I've found this time and again, that the sense of wonder, of surprises waiting around every corner, the sense of accomplishment that I had with Ads - these do apply to Y as well, just in a highly diluted form. Or put it another way, been there, done that. With Ads, one exclaimed over every new achievement and felt the same upsurge of emotion in the heart. With Y, one still exclaims (!) but in the heart, we just take it in our stride. She was also always a little more advanced for her age than Ads, who always did things bang on time, not a week less, nor a month more. We still call him our babycenter baby because he used to hit his milestones just around the same time that babycenter sent us a mail telling us to expect that particular milestone :) Because she was so precocious, we got used to her punching above her weight. I often think we have been so unfair. We expect her to do more than she should. But when she does, we never give her the credit for it!
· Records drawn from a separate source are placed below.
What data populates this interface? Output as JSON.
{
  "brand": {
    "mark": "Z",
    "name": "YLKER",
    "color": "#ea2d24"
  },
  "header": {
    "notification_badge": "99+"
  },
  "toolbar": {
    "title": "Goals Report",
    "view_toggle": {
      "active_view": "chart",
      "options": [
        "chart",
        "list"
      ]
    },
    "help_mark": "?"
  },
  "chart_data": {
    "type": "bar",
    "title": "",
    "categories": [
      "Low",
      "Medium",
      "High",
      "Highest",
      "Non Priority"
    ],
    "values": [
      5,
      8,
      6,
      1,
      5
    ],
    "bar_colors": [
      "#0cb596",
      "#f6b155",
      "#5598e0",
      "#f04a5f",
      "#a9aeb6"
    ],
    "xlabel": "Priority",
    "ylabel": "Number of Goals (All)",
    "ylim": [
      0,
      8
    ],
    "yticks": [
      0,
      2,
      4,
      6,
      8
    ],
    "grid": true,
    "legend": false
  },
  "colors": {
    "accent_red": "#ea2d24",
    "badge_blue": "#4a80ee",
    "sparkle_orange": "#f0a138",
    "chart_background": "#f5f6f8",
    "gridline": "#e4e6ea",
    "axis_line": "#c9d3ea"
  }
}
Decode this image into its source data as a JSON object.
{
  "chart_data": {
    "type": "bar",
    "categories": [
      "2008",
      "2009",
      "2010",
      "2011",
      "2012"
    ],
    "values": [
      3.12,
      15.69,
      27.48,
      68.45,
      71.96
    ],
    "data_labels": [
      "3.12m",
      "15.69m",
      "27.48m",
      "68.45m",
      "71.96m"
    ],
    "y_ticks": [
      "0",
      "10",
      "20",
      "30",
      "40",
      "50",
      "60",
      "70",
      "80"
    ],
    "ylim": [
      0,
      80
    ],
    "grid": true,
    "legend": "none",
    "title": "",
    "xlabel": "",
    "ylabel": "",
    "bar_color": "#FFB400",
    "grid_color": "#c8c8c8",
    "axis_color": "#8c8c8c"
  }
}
Anyway, our 3 year old has been going through some personal crises lately. I had blogged earlier how she was going to school quite happily and with no fuss . But then there was the kid who was hitting her, pulling off her glasses etc and she got petrified of encountering him in class. That matter got sorted out after a chat with the teacher but Y continued to dissolve into tears every time her school van came to pick her up, and sometimes even in school. She went off her food and became very quiet and withdrawn, not even playing with her friends in the complex. This continued for about a month. Over the last few days, there has been some improvement. She is eating a lot better, starting to be more social, less clingy, and so on. I was telling one of my friends that Y is passing thro some 'phase' and she promptly said "Yaar, mujhe in phases se bahut dar lagta hai!" (Translation: These phases scare me!)
Another thing that is putting her off school is the language barrier. Tamil is her strongest language and she cannot communicate anywhere at that level of fluency in either English or Hindi, although she is slowly learning both. I've seen Ads encounter the same problem in his school in the US, where he was one of the few kids who knew very rudimentary English when starting off. So I am confident Y will vault over this particular barrier sooner rather than later.
My daughter is affectionate (VERY affectionate), very stubborn (wonder where she got THAT from? :)), very bright. She loves dancing, singing, playing the fool, reading, spicy food, especially Punjabi food, nice clothes, handbags, shoes, hairclips and bangles! In short, all the things that make life so pleasurable! She absolutely loves to go out, an area where she is diametrically opposite to my homebody son. She has an amazing zest for life, or as she puts it "I like masti!"
If there is one thing I wish for you, girl, it's this. May the masti never end.